A Embraer (EMBR3) teve um início de ano discreto, mas o Farnborough Air Show trouxe pedidos bilionários que devem impactar positivamente os resultados do 2T26. A empresa também se beneficia da demanda aquecida por jatos comerciais e executivos, além de contratos de defesa.

Varejo: Smart Fit e C&A são apostas do BBI

O Bank of America (BBI) espera um segundo trimestre morno para o varejo, mas aposta em Smart Fit (SMFT3) e C&A (CEAB3) como destaques. A Smart Fit continua expandindo sua base de clientes, enquanto a C&A se beneficia de reformulações de lojas e melhorias operacionais.

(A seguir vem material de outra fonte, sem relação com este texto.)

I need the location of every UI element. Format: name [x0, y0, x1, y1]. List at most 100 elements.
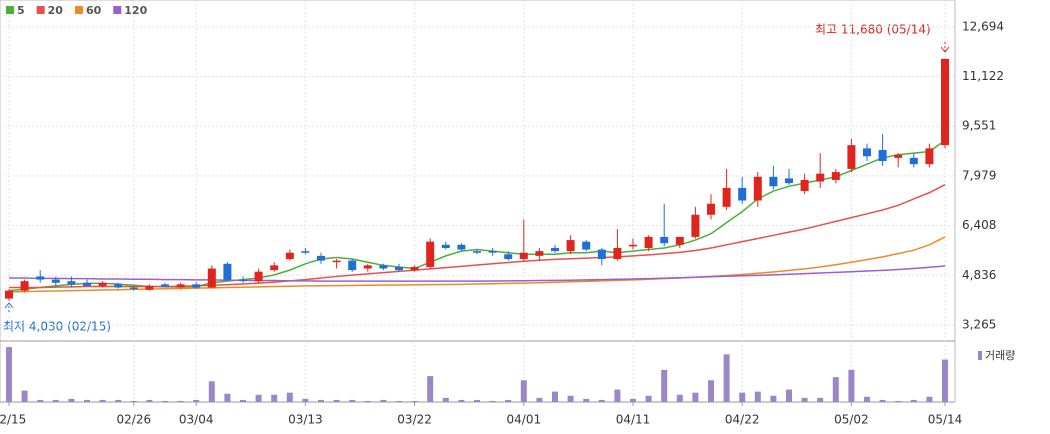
candle-body	[285, 252, 294, 260]
candle-body	[504, 254, 513, 260]
volume-bar	[895, 400, 902, 402]
candle-body	[239, 279, 247, 282]
x-tick-label: 04/22	[725, 413, 760, 427]
volume-bar	[614, 389, 621, 402]
candle-body	[473, 251, 481, 253]
volume-bar	[380, 399, 387, 402]
volume-bar	[770, 395, 777, 402]
x-tick-label: 03/04	[179, 413, 214, 427]
candle-body	[644, 236, 653, 248]
y-tick-label: 3,265	[962, 317, 996, 331]
legend-label: 5	[17, 4, 25, 17]
candle-body	[207, 268, 216, 288]
volume-bar	[583, 398, 590, 402]
volume-bar	[630, 398, 636, 402]
volume-bar	[692, 392, 699, 402]
candle-body	[457, 244, 466, 250]
candle-body	[925, 148, 934, 165]
candle-body	[675, 236, 684, 245]
candle-body	[800, 179, 809, 192]
volume-bar	[146, 399, 153, 402]
candle-body	[785, 178, 793, 184]
candle-body	[738, 187, 747, 201]
candle-body	[629, 244, 637, 247]
candle-body	[114, 284, 123, 288]
volume-bar	[271, 394, 278, 402]
volume-bar	[115, 399, 122, 402]
volume-bar	[505, 399, 512, 402]
legend-swatch	[113, 6, 122, 14]
y-tick-label: 9,551	[962, 119, 996, 133]
candle-body	[426, 241, 435, 267]
candle-body	[878, 149, 887, 162]
candle-body	[410, 266, 419, 271]
volume-bar	[864, 396, 870, 402]
candle-body	[691, 214, 700, 237]
candle-body	[379, 265, 388, 269]
candle-body	[223, 263, 232, 280]
volume-bar	[411, 400, 418, 402]
legend-label: 20	[48, 4, 64, 17]
volume-bar	[84, 399, 90, 402]
candle-body	[317, 255, 325, 261]
x-tick-label: 05/02	[834, 413, 869, 427]
volume-bar	[832, 377, 839, 402]
legend-label: 120	[124, 4, 147, 17]
volume-bar	[177, 400, 184, 402]
volume-legend-label: 거래량	[985, 349, 1015, 362]
volume-bar	[255, 394, 262, 402]
volume-bar	[754, 391, 761, 402]
candle-body	[753, 176, 762, 201]
candle-body	[613, 247, 622, 260]
volume-bar	[645, 395, 652, 402]
candle-body	[566, 240, 575, 252]
ma-line	[9, 184, 946, 289]
candle-body	[597, 249, 606, 260]
candle-body	[395, 266, 403, 271]
candle-body	[488, 251, 497, 253]
x-tick-label: 05/14	[928, 413, 963, 427]
volume-bar	[661, 369, 668, 402]
volume-bar	[739, 392, 746, 402]
x-tick-label: 02/15	[0, 413, 26, 427]
volume-bar	[130, 400, 137, 402]
volume-bar	[926, 396, 933, 402]
y-tick-label: 12,694	[962, 19, 1004, 33]
candle-body	[847, 145, 856, 169]
volume-bar	[21, 390, 28, 402]
candle-body	[348, 260, 357, 271]
candle-body	[51, 279, 60, 283]
candle-body	[707, 203, 715, 215]
volume-bar	[37, 399, 44, 402]
candle-body	[535, 251, 544, 256]
candle-body	[909, 157, 918, 165]
volume-bar	[489, 400, 496, 402]
x-tick-label: 04/01	[507, 413, 542, 427]
y-tick-label: 11,122	[962, 69, 1004, 83]
volume-bar	[193, 399, 200, 402]
candle-body	[941, 58, 949, 146]
volume-bar	[552, 391, 558, 402]
volume-bar	[910, 399, 917, 402]
volume-bar	[162, 400, 168, 402]
candle-body	[83, 282, 91, 286]
candle-body	[20, 281, 29, 291]
volume-bar	[817, 397, 824, 402]
candle-body	[863, 148, 871, 157]
volume-bar	[848, 369, 855, 402]
volume-bar	[442, 397, 449, 402]
volume-bar	[318, 399, 324, 402]
candle-body	[582, 241, 591, 250]
volume-bar	[676, 394, 683, 402]
y-tick-label: 7,979	[962, 168, 996, 182]
legend-label: 60	[86, 4, 102, 17]
volume-bar	[208, 381, 215, 402]
candle-body	[831, 172, 840, 180]
candle-body	[192, 284, 201, 288]
volume-bar	[396, 400, 402, 402]
candle-body	[36, 276, 45, 280]
high-annotation: 최고 11,680 (05/14)	[815, 23, 931, 37]
ma-line	[9, 265, 946, 282]
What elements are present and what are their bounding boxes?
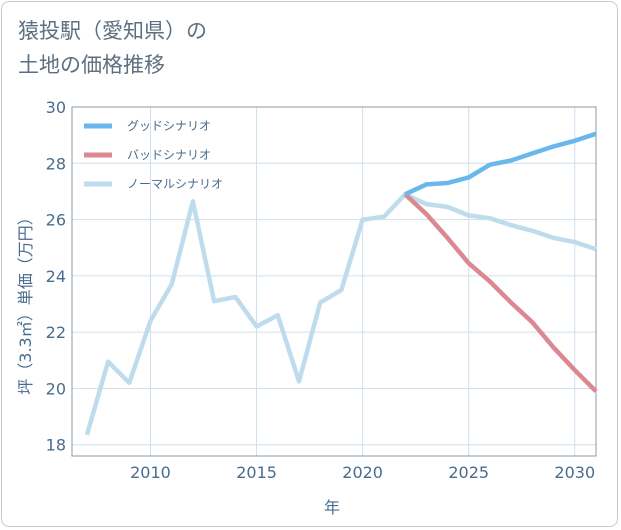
x-tick-label: 2015 — [236, 463, 277, 482]
y-tick-label: 28 — [46, 154, 66, 173]
title-line-2: 土地の価格推移 — [18, 53, 165, 77]
x-tick-label: 2020 — [342, 463, 383, 482]
y-tick-label: 24 — [46, 267, 66, 286]
x-tick-label: 2010 — [130, 463, 171, 482]
plot-frame — [71, 106, 597, 457]
x-tick-label: 2030 — [554, 463, 595, 482]
legend-label-normal: ノーマルシナリオ — [127, 177, 223, 191]
y-tick-label: 22 — [46, 323, 66, 342]
y-tick-label: 26 — [46, 211, 66, 230]
x-tick-label: 2025 — [448, 463, 489, 482]
series-line-bad — [403, 192, 598, 393]
series-line-good — [404, 131, 597, 197]
y-tick-labels: 18 20 22 24 26 28 30 — [46, 98, 66, 455]
series-lines — [84, 131, 598, 436]
axes — [71, 106, 597, 457]
series-line-normal — [84, 192, 597, 436]
chart-title: 猿投駅（愛知県）の 土地の価格推移 — [18, 14, 207, 82]
title-line-1: 猿投駅（愛知県）の — [18, 19, 207, 43]
y-tick-label: 30 — [46, 98, 66, 117]
y-tick-label: 20 — [46, 379, 66, 398]
x-tick-labels: 2010 2015 2020 2025 2030 — [130, 463, 595, 482]
legend-label-bad: バッドシナリオ — [127, 148, 211, 162]
y-axis-title: 坪（3.3㎡）単価（万円） — [16, 209, 35, 394]
y-tick-label: 18 — [46, 436, 66, 455]
legend-label-good: グッドシナリオ — [127, 119, 211, 133]
x-axis-title: 年 — [324, 498, 340, 517]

Dividendos e recompras atingem US$ 6,3 bi no Brasil

O mercado de dividendos e recompras de ações no Brasil atingiu US$ 6,3 bilhões no primeiro semestre de 2026, com a maior pagadora sendo a Petrobras. A estatal responde por uma parcela significativa dos proventos distribuídos, seguida por Vale e Banco do Brasil.

FIIs ganham 41 mil novos investidores em junho

Os Fundos de Investimento Imobiliário (FIIs) atraíram 41 mil novos investidores em junho, totalizando 3,25 milhões na B3. O segmento continua sendo uma alternativa para quem busca renda passiva, com destaque para o FII TRXF11, que comprou um complexo de R$ 1,4 bilhão, com o Mercado Livre ocupando dois dos três galpões.

GM supera previsões, mas lucro cai no 2T26

A General Motors (GM) superou as previsões de Wall Street no segundo trimestre de 2026, mas registrou queda no lucro líquido. A empresa elevou seu guidance para o ano, impulsionada por vendas fortes nos EUA e cortes de custos. No Brasil, a GM segue como uma das líderes de mercado.

Riscos geopolíticos e cautela no Ibovespa

O Ibovespa enfrenta cautela devido a tensões geopolíticas no Oriente Médio e à espera por resultados da Vale. A recuperação do índice depende de sinais positivos da economia global e da definição de políticas internas. Analistas recomendam atenção a ações defensivas e de baixo risco.